Symptomatic Female Carrier with CGD
This slide represents the DHR flow assay data from a 23 year-old female patient with a known family history of X-linked CGD and a personal clinical history of CGD and probably ulcerative colitis with recurrent abscesses and granulomas. The flow results reveal a slightly unusual carrier phenotype with two populations of neutrophils – one negative and the other positive for oxidative burst. In general, for carriers, the distribution of the positive and negative populations is 50% each, however, in this patient it was more of 30% to 70% positive to negative neutrophils for oxidative burst. However, the clinical history combined with the flow data clearly indicates a carrier female who also has a clinical phenotype due to skewed lyonization of the X-chromosome. Gene sequencing revealed the presence of a single copy (heterozygous) of the familial X-linked CYBB mutation.
Autosomal Recessive CGD
This slide reveals the neutrophil oxidative burst pattern for a young male patient with autosomal recessive CGD. As discussed previously, patients with AR-CGD, have a small population of neutrophils with partial oxidative burst as can be visualized in the lower right panel. The positive population on the right of the dividing line in that panel shows rather dim fluorescence on oxidation characteristic of AR-CGD. Further, there is also a negative population of neutrophils, for oxidative burst to the left of the dividing line in the lower right panel. This pattern can be tricky to recognize and should be correlated with clinical history and again confirmed by genetic testing.
It would be apropos to indicate here that there can be a number of confounding factors when interpreting the flow results for the DHR assay for neutrophil oxidative burst – age of sample (particularly if it is >48 hours old from the time of blood collection), transport conditions (since neutrophils are exceedingly labile in their activation status and proneness to early cell death, a shipping control is essential for any sample sent from outside the location of the testing laboratory), and presence of intrinsic neutropenia (this test should not be ordered in patients with profound neutropenia and rather other tests to evaluate for congenital or acquired neutropenias should be ordered).

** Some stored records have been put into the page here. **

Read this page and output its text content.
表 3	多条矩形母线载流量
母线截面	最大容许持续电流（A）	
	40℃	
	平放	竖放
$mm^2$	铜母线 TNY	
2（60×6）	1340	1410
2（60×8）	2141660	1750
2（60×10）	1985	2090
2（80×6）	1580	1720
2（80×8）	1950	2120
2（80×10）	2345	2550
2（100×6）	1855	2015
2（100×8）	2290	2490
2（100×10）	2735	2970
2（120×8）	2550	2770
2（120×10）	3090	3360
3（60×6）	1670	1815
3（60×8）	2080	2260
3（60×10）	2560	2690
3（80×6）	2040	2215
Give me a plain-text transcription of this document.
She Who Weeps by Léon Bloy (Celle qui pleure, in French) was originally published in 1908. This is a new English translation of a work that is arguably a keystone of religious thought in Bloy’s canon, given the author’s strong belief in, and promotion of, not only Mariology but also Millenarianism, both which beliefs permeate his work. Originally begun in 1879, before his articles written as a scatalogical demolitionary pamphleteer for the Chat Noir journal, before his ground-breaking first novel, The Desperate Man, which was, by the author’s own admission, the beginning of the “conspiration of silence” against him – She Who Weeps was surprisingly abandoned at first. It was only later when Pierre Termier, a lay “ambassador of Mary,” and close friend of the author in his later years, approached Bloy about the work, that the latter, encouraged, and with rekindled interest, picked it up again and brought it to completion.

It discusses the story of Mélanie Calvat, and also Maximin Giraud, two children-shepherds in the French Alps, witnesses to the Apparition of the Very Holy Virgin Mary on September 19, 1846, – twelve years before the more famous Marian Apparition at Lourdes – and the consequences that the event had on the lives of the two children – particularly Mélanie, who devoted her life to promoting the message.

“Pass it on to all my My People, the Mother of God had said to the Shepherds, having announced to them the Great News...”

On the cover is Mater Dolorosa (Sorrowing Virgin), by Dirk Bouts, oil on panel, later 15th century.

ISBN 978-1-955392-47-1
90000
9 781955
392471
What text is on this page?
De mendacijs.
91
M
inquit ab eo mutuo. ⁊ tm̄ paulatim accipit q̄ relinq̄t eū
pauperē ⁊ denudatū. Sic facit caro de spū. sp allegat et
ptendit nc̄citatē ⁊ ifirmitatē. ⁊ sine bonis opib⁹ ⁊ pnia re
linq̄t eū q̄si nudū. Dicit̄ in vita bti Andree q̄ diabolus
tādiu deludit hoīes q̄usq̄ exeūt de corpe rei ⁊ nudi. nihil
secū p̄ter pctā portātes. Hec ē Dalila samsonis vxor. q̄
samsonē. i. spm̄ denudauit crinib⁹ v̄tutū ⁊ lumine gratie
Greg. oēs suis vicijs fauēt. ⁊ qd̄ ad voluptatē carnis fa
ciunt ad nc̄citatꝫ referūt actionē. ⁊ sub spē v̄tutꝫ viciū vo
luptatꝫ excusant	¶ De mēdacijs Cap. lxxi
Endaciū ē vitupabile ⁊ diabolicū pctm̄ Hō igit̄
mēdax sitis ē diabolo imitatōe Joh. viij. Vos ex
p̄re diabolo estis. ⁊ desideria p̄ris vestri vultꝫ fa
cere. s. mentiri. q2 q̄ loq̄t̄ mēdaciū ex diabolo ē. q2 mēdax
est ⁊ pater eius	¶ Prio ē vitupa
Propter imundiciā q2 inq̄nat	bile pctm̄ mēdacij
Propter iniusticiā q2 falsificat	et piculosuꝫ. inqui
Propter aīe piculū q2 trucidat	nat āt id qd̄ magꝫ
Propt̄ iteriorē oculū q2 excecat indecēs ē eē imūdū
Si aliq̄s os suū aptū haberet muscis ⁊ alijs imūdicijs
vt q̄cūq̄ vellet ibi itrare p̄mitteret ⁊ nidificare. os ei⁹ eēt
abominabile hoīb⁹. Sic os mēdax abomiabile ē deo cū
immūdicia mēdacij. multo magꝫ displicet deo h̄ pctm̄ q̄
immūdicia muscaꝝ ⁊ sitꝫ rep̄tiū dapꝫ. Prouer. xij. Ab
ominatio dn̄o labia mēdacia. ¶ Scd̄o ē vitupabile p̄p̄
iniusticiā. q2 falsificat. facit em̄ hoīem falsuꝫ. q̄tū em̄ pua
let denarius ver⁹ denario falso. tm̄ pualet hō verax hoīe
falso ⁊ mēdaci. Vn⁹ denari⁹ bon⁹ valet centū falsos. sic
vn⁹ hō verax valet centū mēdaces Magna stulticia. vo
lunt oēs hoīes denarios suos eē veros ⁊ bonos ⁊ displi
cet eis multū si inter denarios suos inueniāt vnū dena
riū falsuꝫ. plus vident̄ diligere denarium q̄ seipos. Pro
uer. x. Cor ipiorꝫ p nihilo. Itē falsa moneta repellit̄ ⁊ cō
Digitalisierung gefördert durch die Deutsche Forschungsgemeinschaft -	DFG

This flow result for neutrophil oxidative burst on a young female patient reveals normal neutrophil function (ie oxidative burst) as evidenced by the fluorescence on activation in the lower right panel. The patient has a sister with a confirmed p47phox (NCF1 gene) mutation and autosomal recessive CGD. Genetic testing for the NCF1 gene in this patient revealed the presence of a heterozygous mutation, yet the neutrophil oxidative burst by flow was normal. This is very important to bear in mind – carriers of AR-CGD cannot be diagnosed by the flow cytometry method like carriers of X-linked CGD. Carriers of AR-CGD have one perfectly normal allele, which results in normal neutrophil oxidative burst and since 2 copies of the mutant allele are required for the clinical phenotype and failure in neutrophil function there is no evidence by flow cytometry of an aberrant population of neutrophils. Therefore, carriers of AR-CGD can only be identified by genetic testing of the target gene.
Laboratory Test Ordering Information
This slide provides information on ordering the tests described in this presentation including the DHR flow assay which is performed at Mayo Clinic. Genetic testing for all the 4 genes associated with CGD is available through Gene Dx Labs, while there are other academic and reference labs that provide testing for the CYBB gene, which accounts for 70% of CGD cases.